В те же самые годы в прямом смысле слова голодал мастер живописи Павел Николаевич Филонов, ныне тоже вернувшийся к нам (в залах Русского музея в Ленинграде в 1988 году была развернута большая экспозиция его работ). Профессор Петербургской академии, известной своим консерватизмом, не мог удержаться от восклицаний в начале века: «Смотрите! Смотрите, что он делает! Это вот из таких выходят Сезанны, Ван Гоги, Гольбейны и Леонардо». Родственный художнику по мировосприятию В. Хлебников писал:

Я со стены письма Филонова

Смотрю, как конь усталый, до конца.

И много муки в письме у оного,

В глазах у конского лица.

Филонов разрабатывал принципы аналитического искусства, образно и кратко изложенные им так: «Не так интересны штаны, сапоги, пиджак или лицо человека, как интересно явление мышленья…» С 1932 года и практически до наших дней творчество Филонова, известного во всем мире, было исключено из жизни нашего общества. «Никто из лидеров русского авангарда, – замечает автор статьи о творчестве П. Филонова Е. Ковтун, – не подвергался при жизни такому ожесточенному преследованию, а после смерти – глобальному замалчиванию. В истории русского и советского искусства как бы не было такого художника…»

Реальный Филонов вел столь же странный, казавшийся экстравагантным образ жизни, как и художник Калмыков у Домбровского.
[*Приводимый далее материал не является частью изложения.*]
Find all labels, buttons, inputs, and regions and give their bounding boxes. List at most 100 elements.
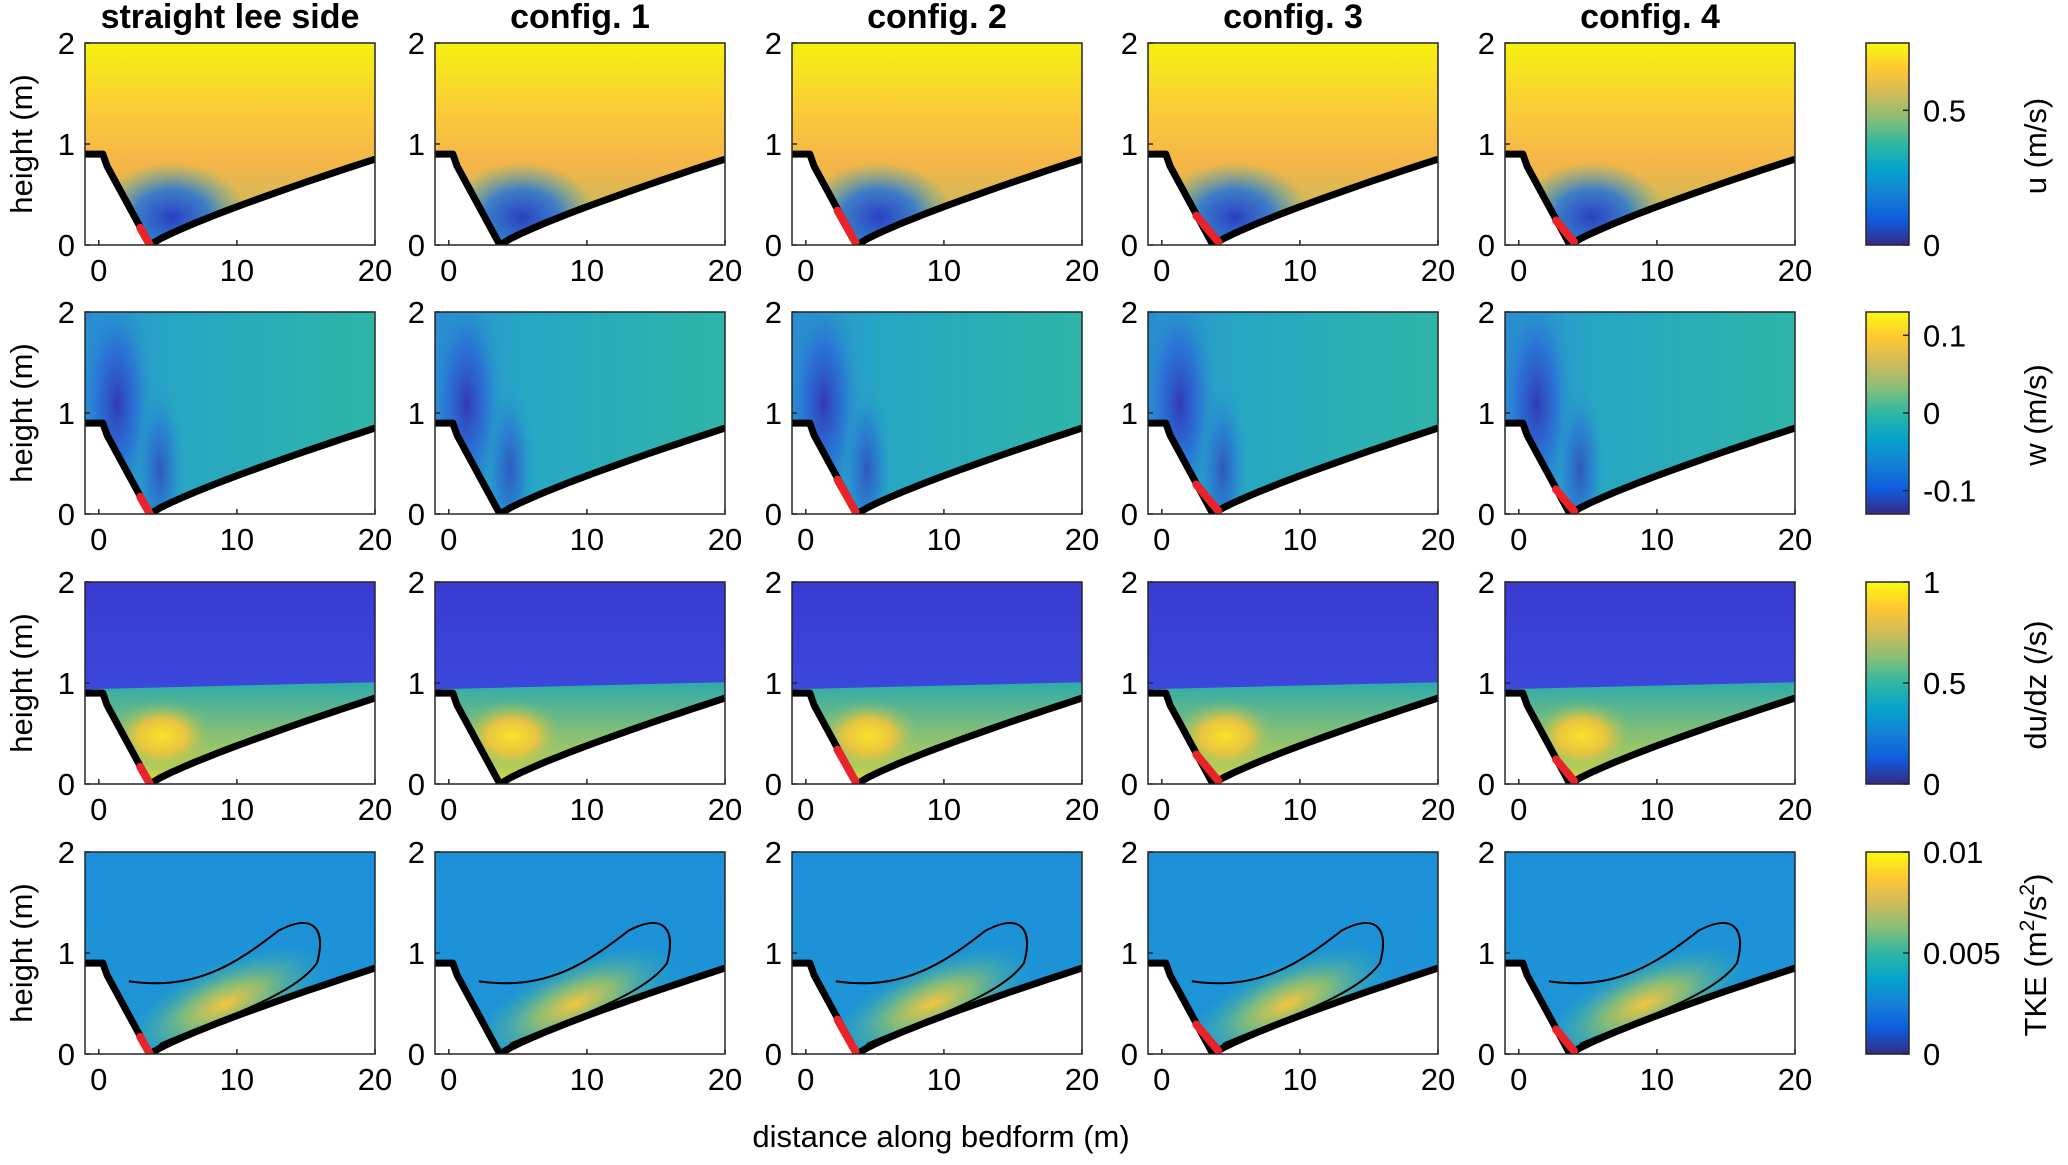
x-tick-label: 0 [90,792,107,827]
colorbar-u: 0 0.5 u (m/s) [1865,42,2053,263]
x-tick-label: 20 [1778,522,1812,557]
downwelling-zone [483,379,536,514]
bedform-profile [792,419,1082,514]
y-tick-label: 1 [1478,936,1495,971]
bedform-solid [435,154,725,245]
bedform-solid [435,963,725,1054]
bedform-solid [435,693,725,784]
y-tick-label: 1 [408,127,425,162]
red-lee-segment [1192,480,1223,514]
bedform-profile [85,150,375,245]
x-tick-label: 0 [1510,1062,1527,1097]
x-tick-label: 0 [440,522,457,557]
x-tick-label: 20 [1065,253,1099,288]
bedform-solid [1148,963,1438,1054]
downwelling-zone [133,379,186,514]
x-tick-label: 20 [358,1062,392,1097]
panel-r2-c5: 0 10 20 0 1 2 [1478,295,1812,557]
y-tick-label: 2 [765,26,782,61]
bedform-profile [1505,419,1795,514]
panel-r2-c4: 0 10 20 0 1 2 [1121,295,1455,557]
panel-r1-c3: 0 10 20 0 1 2 [765,26,1099,288]
bedform-profile [1505,959,1795,1054]
bedform-profile [435,959,725,1054]
bedform-profile [1148,419,1438,514]
y-tick-label: 0 [1478,1037,1495,1072]
tke-maximum [1185,945,1390,1054]
y-tick-label: 2 [765,295,782,330]
x-tick-label: 0 [797,522,814,557]
colorbar-du/dz: 0 0.5 1 du/dz (/s) [1865,565,2053,802]
x-tick-label: 0 [1153,522,1170,557]
panel-r3-c1: 0 10 20 0 1 2 [58,565,392,827]
colorbar-label: du/dz (/s) [2018,620,2053,749]
panel-title-5: config. 4 [1580,0,1720,36]
x-tick-label: 0 [90,1062,107,1097]
red-lee-segment [1552,755,1579,784]
x-tick-label: 20 [708,1062,742,1097]
y-tick-label: 0 [765,497,782,532]
bedform-solid [792,693,1082,784]
y-tick-label: 2 [58,26,75,61]
red-lee-segment [833,475,860,514]
panel-r2-c2: 0 10 20 0 1 2 [408,295,742,557]
y-tick-label: 1 [765,936,782,971]
red-lee-segment [833,1015,860,1054]
y-tick-label: 2 [408,835,425,870]
x-tick-label: 0 [797,792,814,827]
y-tick-label: 0 [1121,228,1138,263]
y-tick-label: 2 [58,565,75,600]
y-tick-label: 0 [1478,497,1495,532]
panel-r1-c2: 0 10 20 0 1 2 [408,26,742,288]
x-tick-label: 20 [1778,1062,1812,1097]
y-tick-label: 0 [408,1037,425,1072]
x-tick-label: 0 [440,1062,457,1097]
y-axis-label: height (m) [4,883,39,1023]
x-tick-label: 20 [708,253,742,288]
y-tick-label: 0 [765,228,782,263]
x-tick-label: 20 [1065,792,1099,827]
colorbar-tick-label: 0.005 [1923,936,2001,971]
x-tick-label: 10 [570,522,604,557]
x-tick-label: 10 [220,253,254,288]
y-tick-label: 2 [1121,565,1138,600]
x-tick-label: 10 [220,522,254,557]
panel-r3-c2: 0 10 20 0 1 2 [408,565,742,827]
colorbar-tick-label: 0.01 [1923,835,1983,870]
x-tick-label: 0 [90,522,107,557]
y-tick-label: 1 [765,127,782,162]
panel-title-4: config. 3 [1223,0,1363,36]
y-tick-label: 0 [1478,228,1495,263]
x-tick-label: 20 [1065,1062,1099,1097]
tke-maximum [1542,945,1747,1054]
y-tick-label: 1 [1478,127,1495,162]
y-tick-label: 2 [1478,26,1495,61]
x-tick-label: 0 [440,792,457,827]
panel-r1-c1: 0 10 20 0 1 2 [58,26,392,288]
y-tick-label: 2 [1121,26,1138,61]
x-tick-label: 20 [1065,522,1099,557]
y-tick-label: 0 [58,228,75,263]
y-tick-label: 2 [1478,565,1495,600]
panel-r3-c4: 0 10 20 0 1 2 [1121,565,1455,827]
y-tick-label: 1 [58,666,75,701]
downwelling-zone [840,379,893,514]
bedform-solid [792,154,1082,245]
y-tick-label: 0 [58,497,75,532]
bedform-profile [1505,150,1795,245]
colorbar-label: TKE (m2/s2) [2016,874,2053,1037]
y-tick-label: 2 [1478,835,1495,870]
bedform-solid [85,154,375,245]
bedform-profile [435,419,725,514]
y-tick-label: 0 [1121,1037,1138,1072]
y-tick-label: 1 [1121,936,1138,971]
red-lee-segment [1192,750,1223,784]
y-axis-label: height (m) [4,74,39,214]
colorbar-TKE: 0 0.005 0.01 TKE (m2/s2) [1865,835,2053,1072]
x-tick-label: 20 [1421,522,1455,557]
colorbar-tick-label: 1 [1923,565,1940,600]
x-tick-label: 20 [1421,1062,1455,1097]
panel-title-1: straight lee side [101,0,360,36]
bedform-solid [1505,423,1795,514]
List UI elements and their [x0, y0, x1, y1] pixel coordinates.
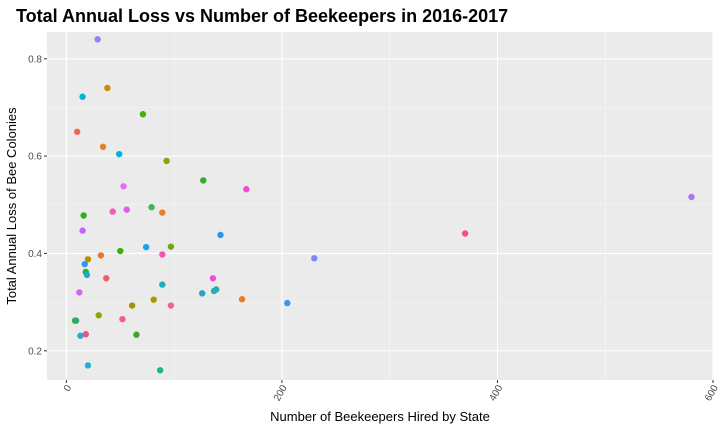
data-point [311, 255, 318, 262]
minor-gridlines [47, 32, 713, 380]
data-point [209, 275, 217, 282]
data-point [163, 157, 170, 165]
data-point [217, 231, 224, 239]
data-point [77, 332, 84, 339]
data-point [71, 317, 79, 324]
data-point [116, 150, 123, 158]
data-point [109, 208, 116, 215]
data-point [79, 227, 86, 234]
y-axis-title: Total Annual Loss of Bee Colonies [4, 107, 19, 305]
data-point [82, 331, 89, 338]
data-point [243, 186, 250, 193]
data-point [117, 247, 124, 255]
data-point [76, 289, 83, 296]
data-point [94, 36, 101, 43]
x-tick-label: 200 [272, 383, 290, 403]
data-point [200, 177, 207, 184]
data-point [83, 271, 91, 279]
y-tick-label: 0.6 [28, 152, 42, 163]
data-point [159, 209, 166, 216]
data-point [120, 183, 127, 190]
data-point [80, 212, 87, 219]
chart-title: Total Annual Loss vs Number of Beekeeper… [16, 6, 508, 26]
y-tick-label: 0.2 [28, 346, 42, 357]
data-point [159, 281, 166, 288]
data-point [119, 315, 126, 323]
data-point [95, 312, 102, 319]
data-point [139, 111, 147, 118]
data-points [71, 36, 695, 374]
data-point [104, 84, 111, 92]
data-point [142, 243, 150, 251]
data-point [84, 362, 92, 369]
x-tick-label: 400 [487, 383, 505, 403]
data-point [133, 331, 140, 338]
data-point [148, 204, 155, 211]
data-point [238, 296, 246, 303]
data-point [284, 299, 291, 307]
data-point [461, 230, 469, 237]
data-point [103, 275, 110, 282]
data-point [123, 206, 130, 213]
data-point [84, 256, 92, 263]
y-tick-label: 0.4 [28, 249, 42, 260]
data-point [688, 193, 695, 201]
x-tick-label: 0 [62, 383, 75, 394]
data-point [167, 243, 175, 250]
data-point [159, 251, 166, 258]
y-tick-label: 0.8 [28, 54, 42, 65]
data-point [156, 367, 164, 374]
data-point [79, 93, 86, 100]
data-point [99, 143, 107, 151]
data-point [167, 302, 175, 309]
x-axis-title: Number of Beekeepers Hired by State [270, 409, 490, 424]
data-point [128, 302, 136, 309]
plot-panel [47, 32, 713, 380]
data-point [73, 128, 81, 135]
data-point [81, 260, 88, 268]
data-point [198, 290, 206, 297]
x-tick-label: 600 [703, 383, 720, 403]
major-gridlines [47, 32, 714, 380]
data-point [97, 252, 105, 259]
data-point [210, 287, 218, 295]
data-point [150, 296, 157, 303]
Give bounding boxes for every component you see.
Он никогда не продавал своих картин, голодал, но отказывался брать деньги у своих учеников. 30 августа 1935 года Филонов записывает: «Все это время, начиная с первых дней июня, я жил только чаем, сахаром и одним кило хлеба в день. Лишь один раз я купил на 50 к. цветной капусты да затем, сэкономив на хлебе, купил на 40 к. картошки, “раскрасавицы картошки”. Дней за 10 до 30 августа, видя, что мои деньги подходят к концу, я купил на последние чая, сахара, махорки и спичек и стал, не имея денег на хлеб, печь лепешки из имевшейся у меня белой муки. 29-го, экономя все время на муке, я спек утром последнюю лепешку из последней горсти муки, готовясь к примеру многих, многих раз – жить неизвестно сколько, не евши».